We retired Tax Justice Blog in April 2017. For new content on issues related to tax justice, go to www.justtaxesblog.org
Ohio’s John Kasich is one Republican governor who wants his state to accept federal dollars from the Affordable Care Act to extend Medicaid to his neediest constituents. Kasich included that money in his budget proposal early this year, but the legislature rejected it. But then the Governor vetoed the language rejecting those dollars in the budget bill that he finally signed. Enter the Ohio State Controlling Board – a board of six legislators and a policy adviser for the Ohio Office of Budget and Management– whose members then went ahead and voted that the state will follow the Governor’s lead and expand its Medicaid program using the federal funds. But now, six House members are plaintiffs in a lawsuit challenging the authority of the Board to tap into that federal Medicaid money.
Now it’s up to the courts to decide whether the Controlling Board’s actions were constitutional, but a State Senator who serves on the Board (and who also voted for the expansion) has a very specific idea of how to spend the money. Senator Chris Widener is sponsoring a bill that would turn the savings generated from Medicaid expansion (about $400 million in savings from now through June 2015) into a 4 percent across the board permanent personal income tax rate reduction.

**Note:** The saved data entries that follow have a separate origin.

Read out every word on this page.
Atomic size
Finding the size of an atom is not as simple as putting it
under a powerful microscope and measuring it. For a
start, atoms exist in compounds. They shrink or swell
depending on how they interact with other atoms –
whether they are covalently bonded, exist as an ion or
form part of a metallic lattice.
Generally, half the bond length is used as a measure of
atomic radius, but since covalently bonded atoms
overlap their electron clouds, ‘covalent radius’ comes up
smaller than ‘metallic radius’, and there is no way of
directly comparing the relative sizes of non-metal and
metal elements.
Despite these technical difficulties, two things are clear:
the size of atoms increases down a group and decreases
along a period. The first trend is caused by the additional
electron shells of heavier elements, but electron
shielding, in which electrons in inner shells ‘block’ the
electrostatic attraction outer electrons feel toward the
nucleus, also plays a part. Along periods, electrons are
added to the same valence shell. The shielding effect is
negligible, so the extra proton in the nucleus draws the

Widener’s plan is doubly irresponsible. First, the Medicaid expansion isn’t a done deal, so the revenue to pay for a tax cut may never materialize. Secondly, legislative staff has estimated the cost of the proposed tax cut at more than $500 million by the end of the next fiscal year—substantially more than the $404 million Ohio could see from Medicaid expansion. The tax cut Widener proposed would also disproportionately benefit the wealthiest Ohioans. The Institute on Taxation and Economic Policy’s (ITEP) analysis of the tax cut proposal in this Policy Matters Ohio (PMO) report found that Ohioans in the top 1 percent of the income spectrum would receive an average state tax cut of $1,437 a year. Middle-income families would get an average of $28, and the poorest twenty percent of Ohioans would see a tax cut averaging $1.

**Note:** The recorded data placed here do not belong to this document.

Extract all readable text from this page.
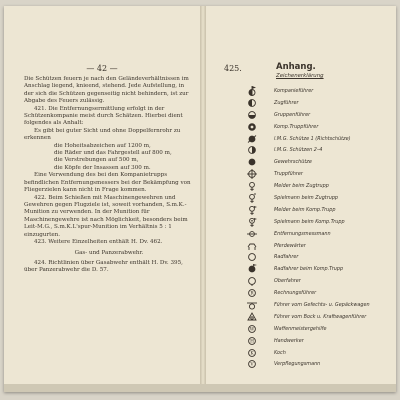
— 42 —

Die Schützen feuern je nach den Geländeverhältnissen im Anschlag liegend, knieend, stehend. Jede Aufstellung, in der sich die Schützen gegenseitig nicht behindern, ist zur Abgabe des Feuers zulässig.

421. Die Entfernungsermittlung erfolgt in der Schützenkompanie meist durch Schätzen. Hierbei dient folgendes als Anhalt:

Es gibt bei guter Sicht und ohne Doppelfernrohr zu erkennen

die Hoheitsabzeichen auf 1200 m,

die Räder und das Fahrgestell auf 800 m,

die Verstrebungen auf 500 m,

die Köpfe der Insassen auf 300 m.

Eine Verwendung des bei den Kompanietrupps befindlichen Entfernungsmessers bei der Bekämpfung von Fliegerzielen kann nicht in Frage kommen.

422. Beim Schießen mit Maschinengewehren und Gewehren gegen Flugziele ist, soweit vorhanden, S.m.K.-Munition zu verwenden. In der Munition für Maschinengewehre ist nach Möglichkeit, besonders beim Leit-M.G., S.m.K.L'spur-Munition im Verhältnis 5 : 1 einzugurten.

423. Weitere Einzelheiten enthält H. Dv. 462.

Gas- und Panzerabwehr.

424. Richtlinien über Gasabwehr enthält H. Dv. 395, über Panzerabwehr die D. 57.

425.	Anhang.
Zeichenerklärung
Kompanieführer
Zugführer
Gruppenführer
Komp.Truppführer
l.M.G. Schütze 1 (Richtschütze)
l.M.G. Schützen 2–4
Gewehrschütze
Truppführer
Melder beim Zugtrupp
Spielmann beim Zugtrupp
Melder beim Komp.Trupp
Spielmann beim Komp.Trupp
Entfernungsmessmann
Pferdewärter
Radfahrer
Radfahrer beim Komp.Trupp
Oberfahrer
R	Rechnungsführer
Führer vom Gefechts- u. Gepäckwagen
Führer vom Bock u. Kraftwagenführer
W	Waffenmeistergehilfe
H	Handwerker
K	Koch
V	Verpflegungsmann
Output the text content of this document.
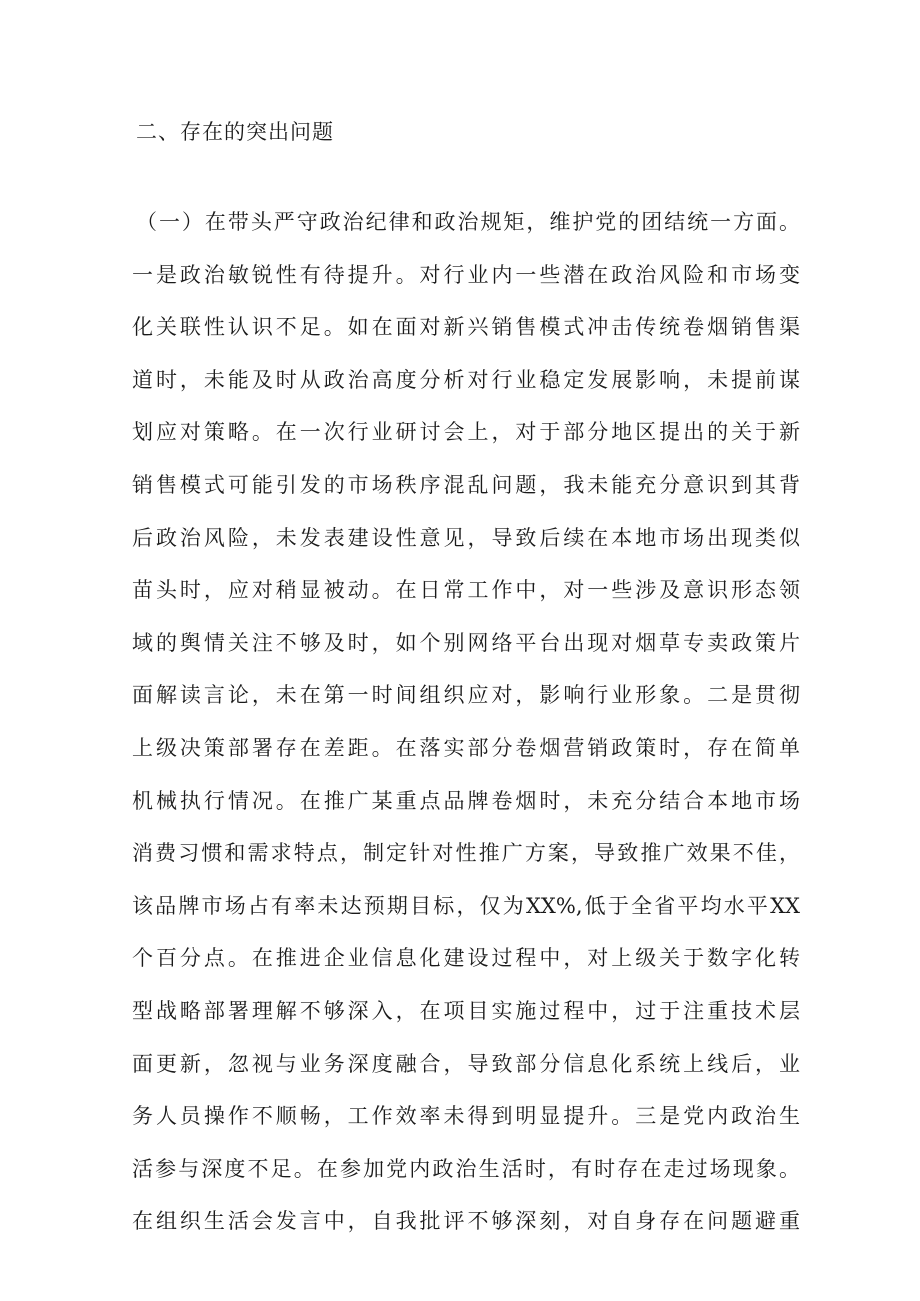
二、存在的突出问题
（一）在带头严守政治纪律和政治规矩，维护党的团结统一方面。
一是政治敏锐性有待提升。对行业内一些潜在政治风险和市场变
化关联性认识不足。如在面对新兴销售模式冲击传统卷烟销售渠
道时，未能及时从政治高度分析对行业稳定发展影响，未提前谋
划应对策略。在一次行业研讨会上，对于部分地区提出的关于新
销售模式可能引发的市场秩序混乱问题，我未能充分意识到其背
后政治风险，未发表建设性意见，导致后续在本地市场出现类似
苗头时，应对稍显被动。在日常工作中，对一些涉及意识形态领
域的舆情关注不够及时，如个别网络平台出现对烟草专卖政策片
面解读言论，未在第一时间组织应对，影响行业形象。二是贯彻
上级决策部署存在差距。在落实部分卷烟营销政策时，存在简单
机械执行情况。在推广某重点品牌卷烟时，未充分结合本地市场
消费习惯和需求特点，制定针对性推广方案，导致推广效果不佳，
该品牌市场占有率未达预期目标，仅为XX%,低于全省平均水平XX
个百分点。在推进企业信息化建设过程中，对上级关于数字化转
型战略部署理解不够深入，在项目实施过程中，过于注重技术层
面更新，忽视与业务深度融合，导致部分信息化系统上线后，业
务人员操作不顺畅，工作效率未得到明显提升。三是党内政治生
活参与深度不足。在参加党内政治生活时，有时存在走过场现象。
在组织生活会发言中，自我批评不够深刻，对自身存在问题避重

PMO argues that it is inappropriate to discuss tax cuts when the state has so many other unmet needs. Check out PMO’s report, “Use Medicaid savings to improve Ohio, not to give even more tax cuts to the affluent.” It gives a slew of ways in which the expected $400 million in savings could be used more productively, such as hiring police, firemen and teachers and funding preschool programs. Ohio has suffered multiple rounds of tax cuts that have eviscerated state services and local governments; any windfall revenues should be spent trying to undo some of that damage.

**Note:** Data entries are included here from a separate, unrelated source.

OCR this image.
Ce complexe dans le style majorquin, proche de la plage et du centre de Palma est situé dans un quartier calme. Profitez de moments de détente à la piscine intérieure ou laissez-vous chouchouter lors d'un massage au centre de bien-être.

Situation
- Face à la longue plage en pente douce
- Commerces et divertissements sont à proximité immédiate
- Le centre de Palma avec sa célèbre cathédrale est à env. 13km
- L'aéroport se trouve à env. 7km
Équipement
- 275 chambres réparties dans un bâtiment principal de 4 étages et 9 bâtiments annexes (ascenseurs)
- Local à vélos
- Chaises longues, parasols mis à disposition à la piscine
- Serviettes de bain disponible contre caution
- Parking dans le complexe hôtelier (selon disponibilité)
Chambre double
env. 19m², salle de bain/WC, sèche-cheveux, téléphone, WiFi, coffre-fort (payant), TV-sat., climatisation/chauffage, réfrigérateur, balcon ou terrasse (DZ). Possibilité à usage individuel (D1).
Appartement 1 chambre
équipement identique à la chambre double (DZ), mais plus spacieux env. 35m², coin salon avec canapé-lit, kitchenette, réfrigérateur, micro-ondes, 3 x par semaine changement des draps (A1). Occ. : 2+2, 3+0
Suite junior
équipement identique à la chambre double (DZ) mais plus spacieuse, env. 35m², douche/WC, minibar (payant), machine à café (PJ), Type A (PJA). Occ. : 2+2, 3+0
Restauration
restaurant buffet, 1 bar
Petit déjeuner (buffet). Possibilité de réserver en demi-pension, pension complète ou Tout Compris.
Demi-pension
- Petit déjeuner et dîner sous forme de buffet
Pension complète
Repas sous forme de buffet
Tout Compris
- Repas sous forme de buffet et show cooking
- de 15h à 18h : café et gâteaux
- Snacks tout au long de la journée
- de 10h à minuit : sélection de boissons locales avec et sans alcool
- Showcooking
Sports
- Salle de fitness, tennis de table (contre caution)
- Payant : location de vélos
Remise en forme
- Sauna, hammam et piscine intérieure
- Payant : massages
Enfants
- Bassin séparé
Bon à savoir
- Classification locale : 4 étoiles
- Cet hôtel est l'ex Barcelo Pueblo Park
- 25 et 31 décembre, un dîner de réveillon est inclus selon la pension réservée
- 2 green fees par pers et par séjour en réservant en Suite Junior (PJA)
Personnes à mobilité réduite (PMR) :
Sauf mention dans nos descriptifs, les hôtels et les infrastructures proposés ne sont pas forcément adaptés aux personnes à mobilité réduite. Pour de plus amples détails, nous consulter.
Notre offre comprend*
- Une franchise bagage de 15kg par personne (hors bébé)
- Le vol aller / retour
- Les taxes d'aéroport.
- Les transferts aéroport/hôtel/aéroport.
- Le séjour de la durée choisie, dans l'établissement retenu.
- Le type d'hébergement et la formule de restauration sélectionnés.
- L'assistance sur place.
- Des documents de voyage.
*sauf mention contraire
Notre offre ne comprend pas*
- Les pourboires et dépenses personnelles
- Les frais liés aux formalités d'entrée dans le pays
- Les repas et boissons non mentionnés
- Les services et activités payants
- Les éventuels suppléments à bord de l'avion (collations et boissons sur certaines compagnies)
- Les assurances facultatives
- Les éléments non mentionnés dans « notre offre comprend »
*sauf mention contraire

Thankfully, the Columbus Dispatch is reporting that the “income-tax cut is getting a cool reception from House GOP leaders.” House Speaker William Batchelder seems to agree with PMO, when he says, “The veterans are not being adequately treated. We have tremendous problems with heroin addiction in this state. We have a lot of problems, and we’d probably look there first … before we do a (tax) cut of that size.”